A ptosis is usually congenital. It’s when the muscles in your eyelid fail to function correctly from an early age, causing the eye to shut. If uncorrected, a ptosis can affect the amount of sunlight entering the cornea, stunting overall visual development. While it’s true a surgery (or two, in my case) can correct this, the lingering unforeseen social effect is the sensitive period of time in which healing occurs (this can take several years) and the eyelid muscles calibrate. During this period, the affected eye looks either bigger or smaller than the other, creating a bizarre lack of symmetry and, by extension, gifting mischievous children a big, honking target onto which they will readily project their angst. I vividly recall being called “left eye” (long before the artist/performer Lisa “Left Eye” Lopez of TLC fame made the term cool) and a host of other more insulting things, and looking back on in, none of them was particularly cruel by, say, gangsta rap standards, but to an eight-year old wishing nothing more than to fit in, it was at times mentally torturous enduring the all-too-direct interrogatives and commentaries of my sometimes-malevolent classmates.

And so I felt compelled to act. I introduced myself to his mother, a young woman of about 30. In a move bolder than I would normally make (admittedly, this could have been really awkward for us both, and certainly for her, but I only wanted to help), I told her that I couldn’t help but notice her son’s eye, and asked if he had a ptosis. She confirmed it, and said she and her husband were concerned about it, not sure how to proceed or if a surgery would hurt more than help. I reassured her: look at my bald ass, I totally had the same thing and turned out just fine. I had my surgery in the late 1970s when debate about the earth’s flatness still raged hard in some sectors of science, and I even rubbed the stitches out the first time accidentally, necessitating a second procedure. Even after all that, it still turned out ok. She seemed relieved, and though it might have seemed a bit interventionist for me to say anything at all, I considered it my good deed for the day.

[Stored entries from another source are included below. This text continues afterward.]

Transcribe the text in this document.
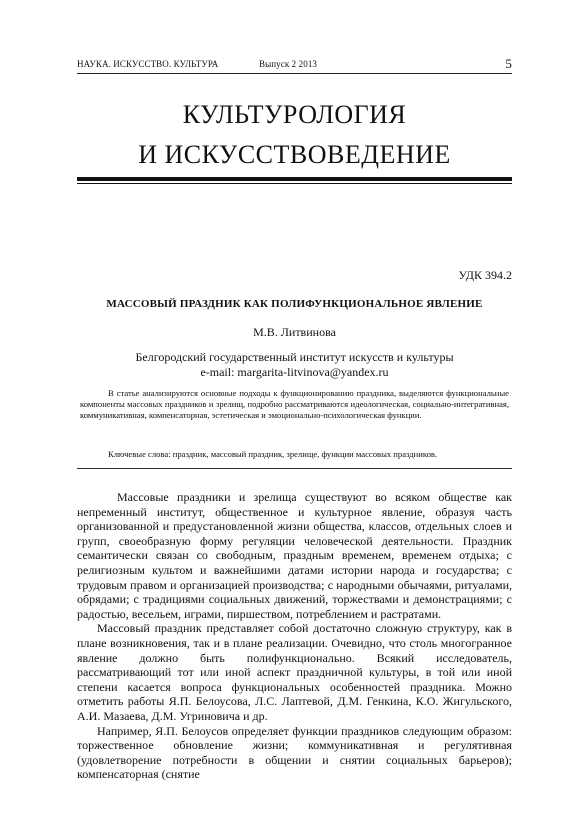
НАУКА. ИСКУССТВО. КУЛЬТУРА	Выпуск 2 2013	5
КУЛЬТУРОЛОГИЯ
И ИСКУССТВОВЕДЕНИЕ
УДК 394.2
МАССОВЫЙ ПРАЗДНИК КАК ПОЛИФУНКЦИОНАЛЬНОЕ ЯВЛЕНИЕ
М.В. Литвинова
Белгородский государственный институт искусств и культуры
e-mail: margarita-litvinova@yandex.ru

В статье анализируются основные подходы к функционированию праздника, выделяются функциональные компоненты массовых праздников и зрелищ, подробно рассматриваются идеологическая, социально-интегративная, коммуникативная, компенсаторная, эстетическая и эмоционально-психологическая функции.

Ключевые слова: праздник, массовый праздник, зрелище, функции массовых праздников.

Массовые праздники и зрелища существуют во всяком обществе как непременный институт, общественное и культурное явление, образуя часть организованной и предустановленной жизни общества, классов, отдельных слоев и групп, своеобразную форму регуляции человеческой деятельности. Праздник семантически связан со свободным, праздным временем, временем отдыха; с религиозным культом и важнейшими датами истории народа и государства; с трудовым правом и организацией производства; с народными обычаями, ритуалами, обрядами; с традициями социальных движений, торжествами и демонстрациями; с радостью, весельем, играми, пиршеством, потреблением и растратами.

Массовый праздник представляет собой достаточно сложную структуру, как в плане возникновения, так и в плане реализации. Очевидно, что столь многогранное явление должно быть полифункционально. Всякий исследователь, рассматривающий тот или иной аспект праздничной культуры, в той или иной степени касается вопроса функциональных особенностей праздника. Можно отметить работы Я.П. Белоусова, Л.С. Лаптевой, Д.М. Генкина, К.О. Жигульского, А.И. Мазаева, Д.М. Угриновича и др.

Например, Я.П. Белоусов определяет функции праздников следующим образом: торжественное обновление жизни; коммуникативная и регулятивная (удовлетворение потребности в общении и снятии социальных барьеров); компенсаторная (снятие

Fast forward two weeks to last night. I attended a book-signing event sponsored by the Brazilian Ministry of Culture. It was around the corner from work, and gave me an excuse to eat McDonald’s for dinner (what would YOU be doing between 4:30 and 6 PM waiting for an event to begin?). When I finally arrived in front of the author to get my copy autographed, who should approach but the very woman from Starbucks two weeks ago.

She kissed the author, introduced herself to me as his wife, thanked me again for the counsel provided and assured me that it really helped alleviate their parental concerns. The author stopped everything he was doing and told me how the wife had come home that day detailing a brief utilitarian chat she’d enjoyed with a random gringo in Starbucks about his son’s welfare, and how much he appreciated hearing from someone of similar ocular history that the chips were long from being down, that in the casino of life this kid could still hit a jackpot. We exchanged information and pledged to meet soon for coffee, and they offered to show me around the city and introduce me to other local authors if I was so inclined to delve into Rio’s literary scene.

I am reminded of how often our paths cross people with whom we share multi-layered commonalities, yet we are too busy or slothful or careless to make note of it.